Linux refers to the proximity domains (PXM) defined in the SRAT to create NUMA nodes in acpi_numa_init. Typically, there is a 1:1 relation between PXM and NUMA node IDs.

The SRAT is the only ACPI defined way of defining Proximity Domains. Linux chooses to, at most, map those 1:1 with NUMA nodes. CEDT adds a description of SPA ranges which Linux may map to one or more NUMA nodes.

If there are CXL ranges in the CFMWS but not in SRAT, then a fake PXM is created (as of v6.15). In the future, Linux may reject CFMWS not described by SRAT due to the ambiguity of proximity domain association.

It is important to note that NUMA node creation cannot be done at runtime. All possible NUMA nodes are identified at __init time, more specifically during mm_init. The CEDT and SRAT must contain sufficient PXM data for Linux to identify NUMA nodes their associated memory regions.

The relevant code exists in: linux/drivers/acpi/numa/srat.c.

See Example Platform Configurations for more info.

Memory Tiers Creation

Memory tiers are a collection of NUMA nodes grouped by performance characteristics. During __init, Linux initializes the system with a default memory tier that contains all nodes marked N_MEMORY.

memory_tier_init is called at boot for all nodes with memory online by default. memory_tier_late_init is called during late-init for nodes setup during driver configuration.

Nodes are only marked N_MEMORY if they have online memory.

Tier membership can be inspected in

/sys/devices/virtual/memory_tiering/memory_tierN/nodelist
0-1

If nodes are grouped which have clear difference in performance, check the HMAT and CDAT information for the CXL nodes. All nodes default to the DRAM tier, unless HMAT/CDAT information is reported to the memory_tier component via access_coordinates.

For more, see CXL access coordinates documentation.

Contiguous Memory Allocation

The contiguous memory allocator (CMA) enables reservation of contiguous memory regions on NUMA nodes during early boot. However, CMA cannot reserve memory on NUMA nodes that are not online during early boot.

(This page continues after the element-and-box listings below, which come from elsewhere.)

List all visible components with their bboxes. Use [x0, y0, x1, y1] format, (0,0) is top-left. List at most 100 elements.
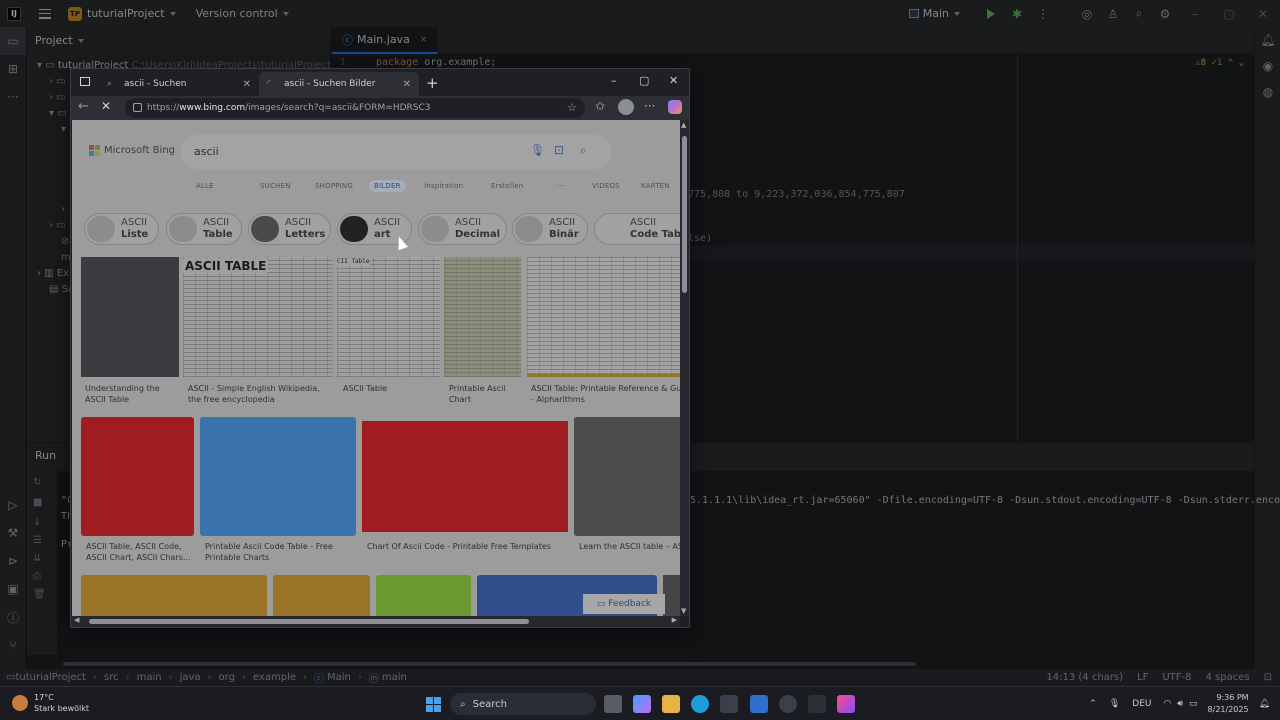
image-caption[interactable]: Learn the ASCII table – AS — [579, 541, 680, 552]
image-result[interactable]: ASCII TABLE — [183, 257, 333, 377]
image-caption[interactable]: ASCII - Simple English Wikipedia, the fre… — [188, 383, 320, 405]
image-caption[interactable]: ASCII Table — [343, 383, 387, 394]
page-horizontal-scrollbar[interactable]: ◀ ▶ — [71, 616, 680, 627]
volume-icon[interactable]: 🔊︎ — [1177, 699, 1183, 709]
chip-thumbnail — [421, 216, 449, 242]
browser-tab-ascii-bilder[interactable]: ◜ ascii - Suchen Bilder ✕ — [259, 72, 419, 96]
related-chip-binaer[interactable]: ASCII Binär — [512, 213, 588, 245]
image-result[interactable] — [81, 575, 267, 616]
scroll-right-icon[interactable]: ▶ — [672, 616, 677, 624]
scroll-thumb[interactable] — [682, 136, 687, 293]
microphone-icon[interactable]: 🎙︎ — [530, 143, 545, 157]
notification-bell-icon[interactable]: 🔔︎ — [1259, 699, 1270, 709]
scroll-thumb[interactable] — [89, 619, 529, 624]
image-result[interactable]: CII Table — [337, 257, 440, 377]
task-view-icon[interactable] — [604, 695, 622, 713]
bing-brand-text: Microsoft Bing — [104, 145, 176, 156]
app-icon[interactable] — [779, 695, 797, 713]
weather-widget[interactable]: 17°C Stark bewölkt — [12, 692, 89, 714]
nav-inspiration[interactable]: Inspiration — [424, 182, 463, 190]
image-result[interactable] — [362, 421, 568, 532]
browser-window: ⌕ ascii - Suchen ✕ ◜ ascii - Suchen Bild… — [70, 68, 690, 628]
image-result[interactable] — [81, 417, 194, 536]
clock[interactable]: 9:36 PM 8/21/2025 — [1208, 692, 1249, 716]
image-result[interactable] — [273, 575, 370, 616]
close-tab-icon[interactable]: ✕ — [403, 79, 411, 90]
chip-label-top: ASCII — [374, 217, 401, 228]
image-caption[interactable]: Chart Of Ascii Code - Printable Free Tem… — [367, 541, 551, 552]
taskbar-search[interactable]: ⌕ Search — [450, 693, 596, 715]
file-explorer-icon[interactable] — [662, 695, 680, 713]
chip-thumbnail — [515, 216, 543, 242]
bing-search-box[interactable]: ascii 🎙︎ ⊡ ⌕ — [180, 135, 612, 169]
image-caption[interactable]: Understanding the ASCII Table — [85, 383, 160, 405]
more-horizontal-icon[interactable]: ··· — [644, 99, 655, 113]
scroll-down-icon[interactable]: ▼ — [681, 607, 686, 615]
favorites-icon[interactable]: ✩ — [595, 99, 605, 113]
nav-videos[interactable]: VIDEOS — [592, 182, 620, 190]
close-tab-icon[interactable]: ✕ — [243, 79, 251, 90]
profile-avatar[interactable] — [618, 99, 634, 115]
related-chip-code-table[interactable]: ASCIICode Table — [594, 213, 680, 245]
nav-shopping[interactable]: SHOPPING — [315, 182, 353, 190]
bing-logo[interactable]: Microsoft Bing — [89, 145, 175, 156]
browser-minimize-button[interactable]: – — [611, 74, 617, 87]
page-vertical-scrollbar[interactable]: ▲ ▼ — [680, 120, 689, 616]
favorite-star-icon[interactable]: ☆ — [567, 101, 577, 114]
caption-line: ASCII Table: Printable Reference & Gui — [531, 384, 680, 393]
copilot-taskbar-icon[interactable] — [633, 695, 651, 713]
back-arrow-icon[interactable]: ← — [78, 99, 89, 114]
chip-thumbnail — [340, 216, 368, 242]
image-caption[interactable]: Printable Ascii Code Table - Free Printab… — [205, 541, 333, 563]
related-chip-table[interactable]: ASCII Table — [166, 213, 242, 245]
lock-icon[interactable] — [133, 103, 142, 112]
related-chip-letters[interactable]: ASCII Letters — [248, 213, 331, 245]
nav-more[interactable]: ··· — [557, 182, 564, 190]
address-bar[interactable]: https://www.bing.com/images/search?q=asc… — [125, 98, 585, 118]
outlook-icon[interactable] — [750, 695, 768, 713]
scroll-left-icon[interactable]: ◀ — [74, 616, 79, 624]
battery-icon[interactable]: ▭ — [1189, 699, 1198, 709]
image-result[interactable] — [444, 257, 521, 377]
visual-search-icon[interactable]: ⊡ — [554, 143, 564, 157]
image-result[interactable] — [376, 575, 471, 616]
chip-label-top: ASCII — [285, 217, 312, 228]
start-button[interactable] — [426, 697, 441, 712]
feedback-button[interactable]: ▭ Feedback — [583, 594, 665, 614]
image-result[interactable] — [574, 417, 680, 536]
edge-icon[interactable] — [691, 695, 709, 713]
input-language[interactable]: DEU — [1132, 699, 1151, 709]
search-icon[interactable]: ⌕ — [580, 143, 587, 158]
image-result[interactable] — [527, 257, 680, 377]
image-result[interactable] — [663, 575, 680, 616]
browser-maximize-button[interactable]: ▢ — [639, 74, 649, 87]
store-icon[interactable] — [720, 695, 738, 713]
microphone-icon[interactable]: 🎙︎ — [1109, 699, 1120, 709]
caption-line: the free encyclopedia — [188, 395, 275, 404]
nav-images[interactable]: BILDER — [369, 180, 406, 192]
scroll-up-icon[interactable]: ▲ — [681, 121, 686, 129]
browser-close-button[interactable]: ✕ — [669, 74, 678, 87]
nav-create[interactable]: Erstellen — [491, 182, 523, 190]
image-caption[interactable]: ASCII Table: Printable Reference & Gui - … — [531, 383, 680, 405]
caption-line: ASCII - Simple English Wikipedia, — [188, 384, 320, 393]
nav-search[interactable]: SUCHEN — [260, 182, 291, 190]
image-result[interactable] — [200, 417, 356, 536]
nav-all[interactable]: ALLE — [196, 182, 214, 190]
wifi-icon[interactable]: ◠ — [1163, 699, 1171, 709]
browser-tab-ascii-suchen[interactable]: ⌕ ascii - Suchen ✕ — [99, 72, 259, 96]
nav-maps[interactable]: KARTEN — [641, 182, 670, 190]
stop-loading-icon[interactable]: ✕ — [101, 99, 111, 113]
tab-actions-icon[interactable] — [80, 77, 90, 86]
image-caption[interactable]: Printable Ascii Chart — [449, 383, 506, 405]
image-result[interactable] — [81, 257, 179, 377]
terminal-taskbar-icon[interactable] — [808, 695, 826, 713]
copilot-icon[interactable] — [668, 100, 682, 114]
chip-thumbnail — [169, 216, 197, 242]
image-caption[interactable]: ASCII Table, ASCII Code, ASCII Chart, ASC… — [86, 541, 191, 563]
chevron-up-icon[interactable]: ⌃ — [1089, 699, 1097, 709]
related-chip-decimal[interactable]: ASCII Decimal — [418, 213, 507, 245]
intellij-taskbar-icon[interactable] — [837, 695, 855, 713]
new-tab-button[interactable]: + — [426, 74, 439, 92]
related-chip-liste[interactable]: ASCII Liste — [84, 213, 159, 245]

void __init hugetlb_cma_reserve(int order) {
  if (!node_online(nid))
    /* do not allow reservations */
}

This means if users intend to defer management of CXL memory to the driver, CMA cannot be used to guarantee huge page allocations. If enabling CXL memory as SystemRAM in ZONE_NORMAL during early boot, CMA reservations per-node can be made with the cma_pernuma or numa_cma kernel command line parameters.